Swears he can’t carry a tune, BUT he can hum and tap his food and play the radio all at the same time! Impressive, eh? 😀
Kind gracious lady. I bow under your instruction
My Mum’s favourite song was also ‘Starry Starry Night’. X
I read your about page. I understand that statement is filled with meaning. Blessings
This post is such a wonderful look inside your heart as a young boy. It makes it easy to understand how you grew into such a thoughtful, searching man. And why you so readily recognize the same needs in others. Truthfully, I think all people have those same questions and need to have them answered when we’re young. But for some of us they get squelched and we spend our whole lives doing whatever we have to to keep that genie in the bottle so we don’t have to deal with them through whatever our addiction of choice is — booze, drugs, food, sex, retail therapy… Your past makes you uniquely qualified to do what you do so well. That was beautiful.
Thank you sugar. Or it may explain the crazy 🙂
I love Starry, Starry NIght! I was 5 when it came out. My dad also drove a Chevy, so we loved American Pie, too! 🙂
I love it. Good morning!
Oh mate, I had “Vincent” playing on repeat a few weeks ago. The song always reminds me of my mom because she used to listen to it a lot (she was a painter before her vision went downhill), and this is the first time I really took a moment to think about what the song means. (*currently has the Wikipedia page open, starts to type in “Vincent” in the YouTube search bar…*)
That makes me happy. Don McLean was a wonderful poet. Listen to empty chairs. Wish I could write a line like him. Your momma would be happy that you discovered why she sang the song. 🙂
PG! Don McLean’s album is the soundtrack to my youth…Empty Chair my absolute favourite! And van Gogh…how wonderful you have the same birthday.

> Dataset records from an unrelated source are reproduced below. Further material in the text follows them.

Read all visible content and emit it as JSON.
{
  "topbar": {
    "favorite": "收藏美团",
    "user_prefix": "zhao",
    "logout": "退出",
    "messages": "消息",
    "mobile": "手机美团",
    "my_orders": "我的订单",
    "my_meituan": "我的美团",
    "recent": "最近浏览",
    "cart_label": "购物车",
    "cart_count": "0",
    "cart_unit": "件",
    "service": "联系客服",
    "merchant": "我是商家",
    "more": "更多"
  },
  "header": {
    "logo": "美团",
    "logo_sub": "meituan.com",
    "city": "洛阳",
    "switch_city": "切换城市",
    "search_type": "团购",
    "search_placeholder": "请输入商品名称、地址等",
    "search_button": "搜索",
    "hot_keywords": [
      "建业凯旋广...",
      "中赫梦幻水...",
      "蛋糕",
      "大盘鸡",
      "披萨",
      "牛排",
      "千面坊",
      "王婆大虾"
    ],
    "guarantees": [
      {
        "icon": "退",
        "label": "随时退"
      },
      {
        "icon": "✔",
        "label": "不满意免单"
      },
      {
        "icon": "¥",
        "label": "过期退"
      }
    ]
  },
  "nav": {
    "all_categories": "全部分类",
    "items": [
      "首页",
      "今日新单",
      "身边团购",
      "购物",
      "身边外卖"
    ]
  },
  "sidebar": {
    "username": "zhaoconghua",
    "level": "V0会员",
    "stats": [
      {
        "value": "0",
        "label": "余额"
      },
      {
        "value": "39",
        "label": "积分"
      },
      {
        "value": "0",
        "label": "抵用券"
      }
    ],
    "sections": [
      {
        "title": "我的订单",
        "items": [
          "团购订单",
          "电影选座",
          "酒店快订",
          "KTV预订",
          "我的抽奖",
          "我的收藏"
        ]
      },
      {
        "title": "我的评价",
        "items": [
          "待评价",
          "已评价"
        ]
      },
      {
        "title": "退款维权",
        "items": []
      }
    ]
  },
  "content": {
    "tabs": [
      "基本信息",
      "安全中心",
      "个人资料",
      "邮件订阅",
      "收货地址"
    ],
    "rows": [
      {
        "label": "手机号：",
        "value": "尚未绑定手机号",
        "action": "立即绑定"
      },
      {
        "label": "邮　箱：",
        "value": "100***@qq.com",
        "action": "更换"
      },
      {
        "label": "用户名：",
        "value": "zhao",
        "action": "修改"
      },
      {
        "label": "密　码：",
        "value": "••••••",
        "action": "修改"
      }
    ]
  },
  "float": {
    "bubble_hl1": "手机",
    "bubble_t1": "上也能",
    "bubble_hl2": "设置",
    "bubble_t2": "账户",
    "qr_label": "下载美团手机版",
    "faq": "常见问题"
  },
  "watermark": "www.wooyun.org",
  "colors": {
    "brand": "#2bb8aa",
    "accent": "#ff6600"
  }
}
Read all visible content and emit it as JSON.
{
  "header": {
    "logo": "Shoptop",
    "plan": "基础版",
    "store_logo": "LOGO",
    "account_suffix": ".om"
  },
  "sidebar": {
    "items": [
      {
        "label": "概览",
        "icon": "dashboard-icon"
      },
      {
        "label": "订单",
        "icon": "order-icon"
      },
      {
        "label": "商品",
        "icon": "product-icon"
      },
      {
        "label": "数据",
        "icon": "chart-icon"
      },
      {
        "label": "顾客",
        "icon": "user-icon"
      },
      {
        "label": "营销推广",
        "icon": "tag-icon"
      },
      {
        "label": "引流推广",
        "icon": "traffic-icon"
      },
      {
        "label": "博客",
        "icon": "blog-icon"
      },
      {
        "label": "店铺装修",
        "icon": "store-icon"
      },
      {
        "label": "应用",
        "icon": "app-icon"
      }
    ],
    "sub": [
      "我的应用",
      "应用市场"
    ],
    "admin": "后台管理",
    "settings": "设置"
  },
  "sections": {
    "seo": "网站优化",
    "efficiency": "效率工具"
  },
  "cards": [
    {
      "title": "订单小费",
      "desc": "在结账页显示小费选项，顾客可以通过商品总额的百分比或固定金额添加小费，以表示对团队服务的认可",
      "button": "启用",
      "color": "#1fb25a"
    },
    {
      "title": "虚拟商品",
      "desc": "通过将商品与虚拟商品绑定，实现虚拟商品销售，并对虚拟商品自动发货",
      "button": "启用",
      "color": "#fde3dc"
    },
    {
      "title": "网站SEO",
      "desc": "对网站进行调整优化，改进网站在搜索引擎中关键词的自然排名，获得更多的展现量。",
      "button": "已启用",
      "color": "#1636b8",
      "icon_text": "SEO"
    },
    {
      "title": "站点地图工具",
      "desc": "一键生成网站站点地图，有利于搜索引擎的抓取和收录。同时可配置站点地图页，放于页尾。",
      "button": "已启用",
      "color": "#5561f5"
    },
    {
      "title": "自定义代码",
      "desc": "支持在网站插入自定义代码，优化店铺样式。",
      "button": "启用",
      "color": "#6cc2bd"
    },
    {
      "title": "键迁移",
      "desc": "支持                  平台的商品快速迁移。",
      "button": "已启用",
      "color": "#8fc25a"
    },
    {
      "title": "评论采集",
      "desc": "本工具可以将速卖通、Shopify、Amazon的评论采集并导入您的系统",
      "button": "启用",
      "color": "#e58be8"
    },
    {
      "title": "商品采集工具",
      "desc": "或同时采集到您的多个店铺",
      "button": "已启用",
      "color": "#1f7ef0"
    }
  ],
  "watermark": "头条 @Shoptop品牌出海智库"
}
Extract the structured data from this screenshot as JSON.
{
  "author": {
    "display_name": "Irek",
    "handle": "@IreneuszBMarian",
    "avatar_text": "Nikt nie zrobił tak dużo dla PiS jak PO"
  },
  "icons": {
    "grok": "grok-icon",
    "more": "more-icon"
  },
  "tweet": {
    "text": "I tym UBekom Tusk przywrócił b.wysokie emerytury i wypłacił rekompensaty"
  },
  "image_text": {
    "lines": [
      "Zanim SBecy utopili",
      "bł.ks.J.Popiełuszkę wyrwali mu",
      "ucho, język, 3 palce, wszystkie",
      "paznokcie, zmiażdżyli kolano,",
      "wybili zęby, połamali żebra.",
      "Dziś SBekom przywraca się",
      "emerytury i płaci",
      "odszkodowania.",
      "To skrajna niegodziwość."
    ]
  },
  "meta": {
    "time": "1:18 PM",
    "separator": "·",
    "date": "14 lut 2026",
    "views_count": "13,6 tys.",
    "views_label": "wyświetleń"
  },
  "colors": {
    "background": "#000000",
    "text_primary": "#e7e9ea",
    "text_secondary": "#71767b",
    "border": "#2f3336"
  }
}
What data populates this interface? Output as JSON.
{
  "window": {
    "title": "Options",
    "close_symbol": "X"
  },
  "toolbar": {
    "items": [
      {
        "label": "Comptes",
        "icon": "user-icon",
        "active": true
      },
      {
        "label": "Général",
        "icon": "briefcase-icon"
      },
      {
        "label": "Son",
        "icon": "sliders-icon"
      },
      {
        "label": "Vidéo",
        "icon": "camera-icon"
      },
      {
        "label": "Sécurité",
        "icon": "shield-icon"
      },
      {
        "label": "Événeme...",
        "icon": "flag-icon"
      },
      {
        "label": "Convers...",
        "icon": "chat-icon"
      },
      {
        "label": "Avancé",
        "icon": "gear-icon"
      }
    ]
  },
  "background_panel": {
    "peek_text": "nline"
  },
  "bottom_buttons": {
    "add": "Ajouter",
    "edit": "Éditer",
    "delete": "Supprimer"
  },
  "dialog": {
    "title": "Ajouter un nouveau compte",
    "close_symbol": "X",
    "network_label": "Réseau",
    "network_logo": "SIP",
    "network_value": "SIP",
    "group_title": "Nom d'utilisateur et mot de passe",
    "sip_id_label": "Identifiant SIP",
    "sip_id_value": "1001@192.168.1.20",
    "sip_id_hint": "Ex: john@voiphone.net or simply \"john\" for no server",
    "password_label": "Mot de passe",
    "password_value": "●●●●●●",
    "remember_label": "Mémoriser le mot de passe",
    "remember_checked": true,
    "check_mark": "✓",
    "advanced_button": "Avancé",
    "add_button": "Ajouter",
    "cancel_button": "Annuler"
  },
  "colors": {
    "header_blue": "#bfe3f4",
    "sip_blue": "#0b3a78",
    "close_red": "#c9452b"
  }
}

Again, who could not be moved by Starry, Starry Night…the tortured, unknown, abject artist…he is archetypal and intimate to all those who have suffered (I agree about the ear)…wonderfully written… thank you for this beautiful memory…
It still makes me cry. God, what a poet. thank you my friend
I was 11 in ’71. American Pie played at every single school dance and we ALL got up to dance. Still an important song to me. My sisters and I sang Vincent to and with our mom all the time. He was her favorite artist. She was an artist too. Such sweet memories for me. Thank you.
Why am i crying. It’s crazy. Not gonna cut off my ear though. 🙂
I think you’re crying because human connection is amazing. It’s what keeps me writing and responding. A truly beautiful thing.
It is so sweet and sad. I felt the same as a boy but did not know why. Thank you for being here tonight. Sorry my site moderates you. Its cause you are naked. 🙂 Thank you not for the naked, but for your sweet heart.
My sons are musicians they sing it for their “Pops” when they are doing gigs. There is such sweet sadness in all of this tonight. thank you for being here.